Neil Drumming
November 24, 2006 AT 05:00 AM EST

Everybody has an off day at work, but when you’re starring in your first major feature film — directed by Steven Spielberg, no less — not being in the zone can seem catastrophic. Fortunately for Djimon Hounsou, when he suffered such a crisis shooting 1997’s Amistad, Morgan Freeman was on hand. On his second day on the set, the 42-year-old actor recalls, ”I was just numb that day for some reason. I walked over to Morgan and said, ‘Hypothetically, as you’re working, do you sometimes not feel anything?’ He turned to me and said, ‘Some days you feel very connected and on point with every aspect of your character. Other days, it’s just nonexistent.
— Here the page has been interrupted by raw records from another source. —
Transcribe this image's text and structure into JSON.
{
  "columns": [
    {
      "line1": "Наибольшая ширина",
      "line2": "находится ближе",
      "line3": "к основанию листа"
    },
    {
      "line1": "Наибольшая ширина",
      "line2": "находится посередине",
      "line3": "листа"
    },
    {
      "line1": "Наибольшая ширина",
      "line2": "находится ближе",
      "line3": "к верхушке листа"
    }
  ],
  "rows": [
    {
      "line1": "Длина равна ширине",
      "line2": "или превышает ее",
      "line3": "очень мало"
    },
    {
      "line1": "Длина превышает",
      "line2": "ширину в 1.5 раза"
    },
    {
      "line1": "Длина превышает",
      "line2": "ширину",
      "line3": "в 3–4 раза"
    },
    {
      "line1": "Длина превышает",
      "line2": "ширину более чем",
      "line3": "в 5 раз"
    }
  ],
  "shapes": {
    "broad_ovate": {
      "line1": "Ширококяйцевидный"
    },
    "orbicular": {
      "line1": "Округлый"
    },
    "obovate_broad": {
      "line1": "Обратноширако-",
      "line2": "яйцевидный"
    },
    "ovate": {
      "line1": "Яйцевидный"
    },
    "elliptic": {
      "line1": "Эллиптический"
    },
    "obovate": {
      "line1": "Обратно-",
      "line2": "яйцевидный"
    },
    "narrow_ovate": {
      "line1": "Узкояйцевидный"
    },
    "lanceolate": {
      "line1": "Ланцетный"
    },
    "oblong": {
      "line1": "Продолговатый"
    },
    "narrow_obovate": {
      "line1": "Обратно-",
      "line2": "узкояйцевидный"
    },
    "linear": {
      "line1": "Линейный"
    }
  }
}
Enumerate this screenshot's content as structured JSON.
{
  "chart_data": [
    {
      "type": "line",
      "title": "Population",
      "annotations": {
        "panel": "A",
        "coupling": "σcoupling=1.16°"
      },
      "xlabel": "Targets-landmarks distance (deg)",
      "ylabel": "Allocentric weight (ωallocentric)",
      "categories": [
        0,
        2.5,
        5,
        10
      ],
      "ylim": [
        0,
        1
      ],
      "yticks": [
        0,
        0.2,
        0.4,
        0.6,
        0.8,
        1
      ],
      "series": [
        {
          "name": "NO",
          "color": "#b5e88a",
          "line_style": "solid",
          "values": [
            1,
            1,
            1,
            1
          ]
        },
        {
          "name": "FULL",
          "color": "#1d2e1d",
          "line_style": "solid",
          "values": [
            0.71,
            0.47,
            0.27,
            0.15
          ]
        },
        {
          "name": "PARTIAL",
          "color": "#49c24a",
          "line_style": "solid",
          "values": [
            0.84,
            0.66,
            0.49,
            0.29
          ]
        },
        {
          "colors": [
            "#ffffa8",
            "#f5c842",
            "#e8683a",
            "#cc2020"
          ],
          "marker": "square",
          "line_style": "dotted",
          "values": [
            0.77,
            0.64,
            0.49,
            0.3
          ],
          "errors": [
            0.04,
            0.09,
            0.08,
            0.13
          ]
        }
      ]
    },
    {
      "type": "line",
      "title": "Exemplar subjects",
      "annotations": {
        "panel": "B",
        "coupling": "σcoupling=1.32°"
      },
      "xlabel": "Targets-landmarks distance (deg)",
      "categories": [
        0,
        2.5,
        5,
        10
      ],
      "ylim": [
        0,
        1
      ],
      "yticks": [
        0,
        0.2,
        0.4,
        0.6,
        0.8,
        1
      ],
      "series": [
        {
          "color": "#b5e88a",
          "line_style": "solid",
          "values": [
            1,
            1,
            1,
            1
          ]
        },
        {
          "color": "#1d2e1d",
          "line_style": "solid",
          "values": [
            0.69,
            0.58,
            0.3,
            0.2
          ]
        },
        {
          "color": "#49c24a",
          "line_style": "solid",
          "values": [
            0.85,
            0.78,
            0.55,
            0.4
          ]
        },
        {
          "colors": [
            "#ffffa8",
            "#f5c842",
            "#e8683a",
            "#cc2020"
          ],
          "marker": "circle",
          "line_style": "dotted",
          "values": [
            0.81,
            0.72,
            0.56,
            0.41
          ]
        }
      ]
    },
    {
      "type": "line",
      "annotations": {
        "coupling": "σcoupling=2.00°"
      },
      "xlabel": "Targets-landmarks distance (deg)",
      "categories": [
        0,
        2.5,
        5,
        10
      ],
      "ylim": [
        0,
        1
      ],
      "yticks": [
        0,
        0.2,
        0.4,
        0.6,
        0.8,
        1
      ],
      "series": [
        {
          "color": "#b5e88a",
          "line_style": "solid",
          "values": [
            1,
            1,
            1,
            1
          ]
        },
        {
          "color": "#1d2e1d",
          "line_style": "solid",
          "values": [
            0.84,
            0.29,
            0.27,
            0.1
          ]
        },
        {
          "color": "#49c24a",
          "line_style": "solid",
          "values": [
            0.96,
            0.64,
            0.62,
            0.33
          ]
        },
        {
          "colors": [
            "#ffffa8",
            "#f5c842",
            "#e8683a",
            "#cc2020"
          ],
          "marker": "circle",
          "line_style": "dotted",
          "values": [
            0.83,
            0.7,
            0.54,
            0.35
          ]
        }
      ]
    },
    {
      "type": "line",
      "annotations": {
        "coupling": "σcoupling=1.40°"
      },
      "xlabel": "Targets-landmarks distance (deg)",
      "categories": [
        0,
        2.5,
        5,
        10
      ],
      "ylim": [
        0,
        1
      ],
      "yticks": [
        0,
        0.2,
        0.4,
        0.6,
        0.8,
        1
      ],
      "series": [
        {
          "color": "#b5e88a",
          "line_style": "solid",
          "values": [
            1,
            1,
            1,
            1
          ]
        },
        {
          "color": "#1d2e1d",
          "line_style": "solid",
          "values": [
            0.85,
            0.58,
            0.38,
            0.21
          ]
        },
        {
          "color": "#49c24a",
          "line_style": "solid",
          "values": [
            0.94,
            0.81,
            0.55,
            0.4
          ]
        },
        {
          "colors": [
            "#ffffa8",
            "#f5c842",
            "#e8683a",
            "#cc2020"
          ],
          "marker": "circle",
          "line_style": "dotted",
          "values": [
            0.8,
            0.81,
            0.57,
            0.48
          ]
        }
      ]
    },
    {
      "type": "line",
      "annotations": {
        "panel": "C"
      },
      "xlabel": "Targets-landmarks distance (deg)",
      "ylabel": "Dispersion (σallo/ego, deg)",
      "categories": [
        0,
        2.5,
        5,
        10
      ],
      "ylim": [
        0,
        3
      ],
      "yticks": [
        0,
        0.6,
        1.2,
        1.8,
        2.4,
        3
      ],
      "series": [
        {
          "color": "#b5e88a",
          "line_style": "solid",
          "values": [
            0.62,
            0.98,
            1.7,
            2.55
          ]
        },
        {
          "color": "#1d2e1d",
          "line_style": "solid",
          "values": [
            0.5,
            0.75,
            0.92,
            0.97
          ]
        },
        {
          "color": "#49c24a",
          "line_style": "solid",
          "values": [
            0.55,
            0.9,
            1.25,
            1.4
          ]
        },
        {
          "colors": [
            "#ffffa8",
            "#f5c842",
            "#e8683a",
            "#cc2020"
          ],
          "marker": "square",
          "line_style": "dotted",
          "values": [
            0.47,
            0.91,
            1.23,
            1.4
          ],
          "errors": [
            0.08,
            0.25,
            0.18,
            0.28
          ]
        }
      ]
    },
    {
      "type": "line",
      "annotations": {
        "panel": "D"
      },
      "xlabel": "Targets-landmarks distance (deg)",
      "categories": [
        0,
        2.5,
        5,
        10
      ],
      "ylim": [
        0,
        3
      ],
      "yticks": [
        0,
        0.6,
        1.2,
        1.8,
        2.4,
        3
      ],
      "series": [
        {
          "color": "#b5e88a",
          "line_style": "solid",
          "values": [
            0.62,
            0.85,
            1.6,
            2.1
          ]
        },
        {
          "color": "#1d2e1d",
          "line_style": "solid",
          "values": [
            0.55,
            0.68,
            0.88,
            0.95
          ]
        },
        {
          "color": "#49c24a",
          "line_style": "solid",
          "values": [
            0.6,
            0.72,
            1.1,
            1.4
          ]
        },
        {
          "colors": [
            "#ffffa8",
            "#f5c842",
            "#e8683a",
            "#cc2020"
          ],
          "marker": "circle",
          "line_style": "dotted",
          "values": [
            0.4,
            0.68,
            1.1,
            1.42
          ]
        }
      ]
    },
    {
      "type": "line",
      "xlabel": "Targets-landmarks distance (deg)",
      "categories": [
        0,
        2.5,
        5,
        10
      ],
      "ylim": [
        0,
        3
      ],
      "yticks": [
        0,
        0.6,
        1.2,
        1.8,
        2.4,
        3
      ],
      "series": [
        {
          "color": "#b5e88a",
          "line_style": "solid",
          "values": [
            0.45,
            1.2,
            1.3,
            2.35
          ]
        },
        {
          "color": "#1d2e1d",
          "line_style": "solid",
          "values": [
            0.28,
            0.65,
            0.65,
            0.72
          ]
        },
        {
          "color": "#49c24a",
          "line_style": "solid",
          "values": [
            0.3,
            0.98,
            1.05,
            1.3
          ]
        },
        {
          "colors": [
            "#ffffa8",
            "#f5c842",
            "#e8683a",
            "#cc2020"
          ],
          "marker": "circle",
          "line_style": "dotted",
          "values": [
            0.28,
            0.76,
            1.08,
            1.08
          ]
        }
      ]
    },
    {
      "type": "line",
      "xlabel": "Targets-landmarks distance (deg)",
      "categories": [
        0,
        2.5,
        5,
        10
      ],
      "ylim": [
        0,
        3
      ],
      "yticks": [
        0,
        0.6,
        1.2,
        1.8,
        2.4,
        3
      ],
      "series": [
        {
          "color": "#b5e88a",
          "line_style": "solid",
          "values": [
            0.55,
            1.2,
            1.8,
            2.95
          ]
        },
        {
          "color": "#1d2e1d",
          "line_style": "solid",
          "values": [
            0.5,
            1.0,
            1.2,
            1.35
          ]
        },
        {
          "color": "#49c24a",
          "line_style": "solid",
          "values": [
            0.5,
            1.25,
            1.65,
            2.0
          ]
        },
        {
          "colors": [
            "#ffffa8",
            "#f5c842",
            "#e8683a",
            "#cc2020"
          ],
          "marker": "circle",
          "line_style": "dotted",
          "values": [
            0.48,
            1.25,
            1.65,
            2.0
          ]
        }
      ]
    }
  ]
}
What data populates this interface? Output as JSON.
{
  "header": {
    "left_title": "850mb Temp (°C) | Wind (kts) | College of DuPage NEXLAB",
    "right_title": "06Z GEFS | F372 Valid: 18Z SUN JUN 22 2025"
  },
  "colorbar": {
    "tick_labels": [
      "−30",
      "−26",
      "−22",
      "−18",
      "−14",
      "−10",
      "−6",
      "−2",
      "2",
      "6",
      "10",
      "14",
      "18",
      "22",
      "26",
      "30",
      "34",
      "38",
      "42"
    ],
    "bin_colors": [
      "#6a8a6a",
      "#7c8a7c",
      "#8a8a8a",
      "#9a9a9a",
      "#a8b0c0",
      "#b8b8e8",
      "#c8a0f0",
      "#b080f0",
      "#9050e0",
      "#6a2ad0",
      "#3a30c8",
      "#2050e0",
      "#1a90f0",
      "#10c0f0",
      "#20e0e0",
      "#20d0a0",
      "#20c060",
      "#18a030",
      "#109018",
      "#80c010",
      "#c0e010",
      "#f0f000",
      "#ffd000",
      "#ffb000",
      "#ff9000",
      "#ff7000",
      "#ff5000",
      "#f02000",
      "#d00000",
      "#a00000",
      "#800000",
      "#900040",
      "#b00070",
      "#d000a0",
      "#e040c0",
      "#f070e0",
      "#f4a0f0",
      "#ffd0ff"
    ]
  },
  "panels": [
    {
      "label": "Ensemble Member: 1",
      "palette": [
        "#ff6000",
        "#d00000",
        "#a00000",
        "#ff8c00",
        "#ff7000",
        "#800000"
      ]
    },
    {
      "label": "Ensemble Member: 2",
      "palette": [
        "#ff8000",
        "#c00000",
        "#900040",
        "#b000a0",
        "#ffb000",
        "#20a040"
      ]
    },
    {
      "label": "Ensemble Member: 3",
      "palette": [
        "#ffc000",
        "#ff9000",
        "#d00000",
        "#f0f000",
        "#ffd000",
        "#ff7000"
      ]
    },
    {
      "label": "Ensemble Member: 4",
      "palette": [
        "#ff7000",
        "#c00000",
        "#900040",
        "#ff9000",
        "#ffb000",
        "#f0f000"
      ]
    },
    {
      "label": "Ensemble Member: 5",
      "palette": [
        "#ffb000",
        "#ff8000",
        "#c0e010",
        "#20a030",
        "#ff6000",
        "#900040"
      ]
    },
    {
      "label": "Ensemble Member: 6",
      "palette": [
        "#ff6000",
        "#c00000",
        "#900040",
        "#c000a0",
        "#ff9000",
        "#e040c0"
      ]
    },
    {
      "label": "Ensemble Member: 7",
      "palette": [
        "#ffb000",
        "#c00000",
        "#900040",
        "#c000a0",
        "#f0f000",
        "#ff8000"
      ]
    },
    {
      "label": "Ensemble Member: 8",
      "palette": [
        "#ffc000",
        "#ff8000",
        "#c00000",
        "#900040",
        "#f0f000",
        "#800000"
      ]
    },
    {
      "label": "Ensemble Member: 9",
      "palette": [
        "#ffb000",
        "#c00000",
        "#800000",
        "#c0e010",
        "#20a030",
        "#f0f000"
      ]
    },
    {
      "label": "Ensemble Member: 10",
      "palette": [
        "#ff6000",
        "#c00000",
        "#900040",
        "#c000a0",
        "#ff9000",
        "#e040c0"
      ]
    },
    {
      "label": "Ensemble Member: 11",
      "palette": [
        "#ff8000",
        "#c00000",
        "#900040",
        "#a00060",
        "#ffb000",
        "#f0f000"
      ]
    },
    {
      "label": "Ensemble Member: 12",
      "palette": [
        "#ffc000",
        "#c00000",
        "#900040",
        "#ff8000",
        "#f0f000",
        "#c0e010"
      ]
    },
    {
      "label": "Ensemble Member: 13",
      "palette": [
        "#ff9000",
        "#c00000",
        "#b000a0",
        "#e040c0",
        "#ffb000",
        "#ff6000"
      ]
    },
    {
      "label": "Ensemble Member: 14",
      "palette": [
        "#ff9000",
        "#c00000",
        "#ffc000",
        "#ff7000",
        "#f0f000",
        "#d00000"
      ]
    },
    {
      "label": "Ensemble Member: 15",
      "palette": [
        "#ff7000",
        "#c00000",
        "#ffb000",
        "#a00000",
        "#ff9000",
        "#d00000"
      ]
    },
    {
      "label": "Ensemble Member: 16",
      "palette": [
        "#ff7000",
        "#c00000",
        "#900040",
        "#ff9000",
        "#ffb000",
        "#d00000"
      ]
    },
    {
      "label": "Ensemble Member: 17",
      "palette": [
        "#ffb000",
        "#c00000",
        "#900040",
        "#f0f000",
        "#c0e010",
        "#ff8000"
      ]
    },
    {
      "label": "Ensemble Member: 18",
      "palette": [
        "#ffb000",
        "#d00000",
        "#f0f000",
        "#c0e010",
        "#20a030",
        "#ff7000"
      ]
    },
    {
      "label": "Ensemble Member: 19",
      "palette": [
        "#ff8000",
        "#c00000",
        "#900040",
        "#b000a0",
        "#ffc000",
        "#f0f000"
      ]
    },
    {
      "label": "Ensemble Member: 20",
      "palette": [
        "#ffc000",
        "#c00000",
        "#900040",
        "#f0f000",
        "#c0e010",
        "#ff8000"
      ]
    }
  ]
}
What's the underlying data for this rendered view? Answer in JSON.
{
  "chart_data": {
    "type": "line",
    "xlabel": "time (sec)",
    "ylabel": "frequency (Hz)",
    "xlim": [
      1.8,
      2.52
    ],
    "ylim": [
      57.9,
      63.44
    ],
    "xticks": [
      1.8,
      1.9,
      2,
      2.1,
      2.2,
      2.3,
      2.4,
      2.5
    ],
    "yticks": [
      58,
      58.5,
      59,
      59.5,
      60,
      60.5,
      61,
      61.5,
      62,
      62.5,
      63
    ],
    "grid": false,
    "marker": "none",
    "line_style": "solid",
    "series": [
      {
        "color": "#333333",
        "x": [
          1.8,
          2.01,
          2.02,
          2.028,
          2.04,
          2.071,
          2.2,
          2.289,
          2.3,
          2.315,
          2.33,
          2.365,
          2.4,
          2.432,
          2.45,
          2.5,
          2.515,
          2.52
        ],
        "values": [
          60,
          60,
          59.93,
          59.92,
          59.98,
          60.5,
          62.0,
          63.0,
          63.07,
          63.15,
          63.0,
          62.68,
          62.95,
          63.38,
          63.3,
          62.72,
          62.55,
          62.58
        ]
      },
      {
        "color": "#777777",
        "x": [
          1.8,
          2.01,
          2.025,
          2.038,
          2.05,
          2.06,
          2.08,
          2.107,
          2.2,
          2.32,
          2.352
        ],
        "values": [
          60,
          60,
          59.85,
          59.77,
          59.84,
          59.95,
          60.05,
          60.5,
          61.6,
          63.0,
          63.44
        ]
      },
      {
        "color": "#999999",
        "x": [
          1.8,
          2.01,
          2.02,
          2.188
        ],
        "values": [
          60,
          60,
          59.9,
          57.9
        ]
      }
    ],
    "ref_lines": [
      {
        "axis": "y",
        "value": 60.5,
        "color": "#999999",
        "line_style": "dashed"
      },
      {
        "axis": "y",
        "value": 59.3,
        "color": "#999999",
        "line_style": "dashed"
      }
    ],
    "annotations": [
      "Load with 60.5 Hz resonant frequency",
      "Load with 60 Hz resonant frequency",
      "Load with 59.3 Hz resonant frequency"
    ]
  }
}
But that’s part of the character and part of you. Don’t stress about it. Stay with the moment.”’ Hounsou has let that Zenlike advice guide him through a wide range of films, from Gladiator to In America, for which he received an Oscar nomination in 2004. (Hounsou has two movies out this December: Eragon and Blood Diamond.) Though Freeman hasn’t worked with Hounsou since Amistad, the Oscar-winning star of Million Dollar Baby says the ”bond still holds” between them. ”He’s not just another pretty face,” says Freeman, 69, of the former model. ”He’s paid some serious dues. I was looking at him the other day — he had this beard. It’s gray. I said, ‘Djimon, what are you doing?”’ Perhaps he’s just looking for another way to emulate his mentor.